豪雨で多くの犠牲者が出ていることは誠に痛ましい。総括はまだ早いが、いくつか気になったことを書いておく。

危険の周知はかなり良好にできていたように思う。テレビでもインターネットでも「かつて経験したことがないほどの危険」とか大騒ぎだったし、けっこう、きめ細かかったので、全般的には周知徹底に瑕疵があったとは思えない。

ただ、思うに、このところ、もっと軽い危険のときにも、同様の放送をしていたので、今度こそたいへんというアピール力がなかったのではとは思う。地震の震度でもこのところ、震度5とかいわれても以前の震度4ほどでもないような気がしたりする。オオカミ少年にならないためには、ひごろ不要に大げさに発表しない方がいいよう。

それから、私のスマートフォンも京都市の同じ区には違いはないが、何十キロも離れた山中に避難命令が出たとかいうことで鳴りっぱなしだったが、GPSでいまいる場所についての情報をストレートに示してもらえないかと思う。

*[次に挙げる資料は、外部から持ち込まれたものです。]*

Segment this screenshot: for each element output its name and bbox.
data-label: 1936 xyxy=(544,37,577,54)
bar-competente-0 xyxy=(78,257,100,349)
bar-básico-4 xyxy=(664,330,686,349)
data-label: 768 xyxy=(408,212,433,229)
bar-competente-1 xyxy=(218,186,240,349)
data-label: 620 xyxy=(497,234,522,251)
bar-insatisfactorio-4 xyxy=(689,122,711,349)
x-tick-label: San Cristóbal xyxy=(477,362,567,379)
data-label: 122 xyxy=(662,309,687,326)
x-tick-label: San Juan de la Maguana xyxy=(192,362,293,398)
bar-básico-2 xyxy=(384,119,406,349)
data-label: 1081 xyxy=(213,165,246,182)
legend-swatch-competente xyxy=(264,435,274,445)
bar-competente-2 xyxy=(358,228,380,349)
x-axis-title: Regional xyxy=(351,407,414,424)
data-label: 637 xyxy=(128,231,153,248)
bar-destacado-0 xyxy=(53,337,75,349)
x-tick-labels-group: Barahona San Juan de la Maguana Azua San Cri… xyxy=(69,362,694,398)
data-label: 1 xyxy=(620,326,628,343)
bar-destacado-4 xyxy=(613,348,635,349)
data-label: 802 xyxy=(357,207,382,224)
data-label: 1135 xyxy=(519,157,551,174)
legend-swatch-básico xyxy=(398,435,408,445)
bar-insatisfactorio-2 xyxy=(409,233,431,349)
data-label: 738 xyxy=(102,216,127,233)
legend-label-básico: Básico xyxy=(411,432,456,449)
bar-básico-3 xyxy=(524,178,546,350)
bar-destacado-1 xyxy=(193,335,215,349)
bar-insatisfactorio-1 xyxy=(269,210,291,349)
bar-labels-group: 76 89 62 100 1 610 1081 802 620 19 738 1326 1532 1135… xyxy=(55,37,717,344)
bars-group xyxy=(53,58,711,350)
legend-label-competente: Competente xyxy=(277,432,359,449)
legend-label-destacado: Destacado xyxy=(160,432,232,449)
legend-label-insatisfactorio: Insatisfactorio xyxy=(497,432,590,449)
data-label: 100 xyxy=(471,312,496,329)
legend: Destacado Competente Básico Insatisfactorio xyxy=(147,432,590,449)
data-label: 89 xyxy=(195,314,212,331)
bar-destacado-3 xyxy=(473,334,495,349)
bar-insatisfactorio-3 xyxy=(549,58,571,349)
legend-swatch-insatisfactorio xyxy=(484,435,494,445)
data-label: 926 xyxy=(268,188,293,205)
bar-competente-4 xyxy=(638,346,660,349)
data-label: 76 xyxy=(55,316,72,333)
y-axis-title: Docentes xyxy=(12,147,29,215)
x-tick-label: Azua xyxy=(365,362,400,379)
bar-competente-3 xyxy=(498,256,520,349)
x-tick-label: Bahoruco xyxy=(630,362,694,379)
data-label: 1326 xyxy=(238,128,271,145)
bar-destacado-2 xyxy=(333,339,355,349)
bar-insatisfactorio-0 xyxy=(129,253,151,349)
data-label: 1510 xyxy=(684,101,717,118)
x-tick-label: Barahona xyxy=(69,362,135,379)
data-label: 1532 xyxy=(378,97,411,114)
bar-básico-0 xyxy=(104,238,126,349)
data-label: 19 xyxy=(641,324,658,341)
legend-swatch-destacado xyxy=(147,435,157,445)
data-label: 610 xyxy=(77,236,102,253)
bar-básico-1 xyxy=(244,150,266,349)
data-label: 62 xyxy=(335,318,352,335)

家とか職場なら地名を言われたら分かるが、移動中だったりすると、今いる場所がどういう扱いなのか分からない。一週間に一度、京都と徳島を往復するが、途中バスで動いているときに南海トラフ地震で津波が来そうだったらどうしたらいいか戸惑うだろうと思う。でいまいる場所からどうすればいいかを知りたい。

地方自治体の防災対策は、そこの住民のことばかり考えて、そこで働きに来ているとか、観光やビジネスで来ている人のことを十分に考えているとは思えない。

こういう災害があると、建設業界が防災工事をどんどんやれというが、そんなことしていたら、そうでなくとも、高度成長期につくりすぎたインフラのメンテナンスだけでもたいへんなのに現実性がないと思う。かつて、増田寛也氏が岩手県知事をしていたときに、いちど山崩れを起こしたところにその場での再建はせずに、安全な場所に移ってもらうと言う方針を立てていたので、私は非常によいと思った。

これだけ、毎年、豪雨が起きると、これまでより安全な場所にだけ住むことが大事だ。それに、そもそも、農山漁村では、職住近接をやめるべきだと私は主張している。

むかしは、自動車がなかったから、田畑などのそばに住まざるを得なかった。しかし、いまは、生活の利便を考えて、人口数千とか一万くらいでまとまって住むべきだと思う。そのほうが、教育、医療、介護などの観点からも合理的である。

とくに、崖下や地盤の悪いところからは、撤退すべきである。私はなにも農業や林業をやめろといっているのではない。田畑などに通勤すべきだといっているのだ。

ちなみに、モデルとして私がよく持ち出すのが、秋田県の大潟村である。人口約3000人で、ひとつの集落にすべての施設や住宅は集中している。白地に絵を描けば、これが理想だということだ。

大都市集中に地方が対抗するためにも、地方は筋肉質の地域構造になるべきだ。地方自治制度についていえば、人口15~20万程度を最低単位とした基礎自治体に再編すべきで、そこには、必ず高速道路などを確保して経済的に自立できるようにすべきだ。

しかし、個々の集落を維持しようというなら、地方が大都市との競争で大きなハンディを抱えてしまう。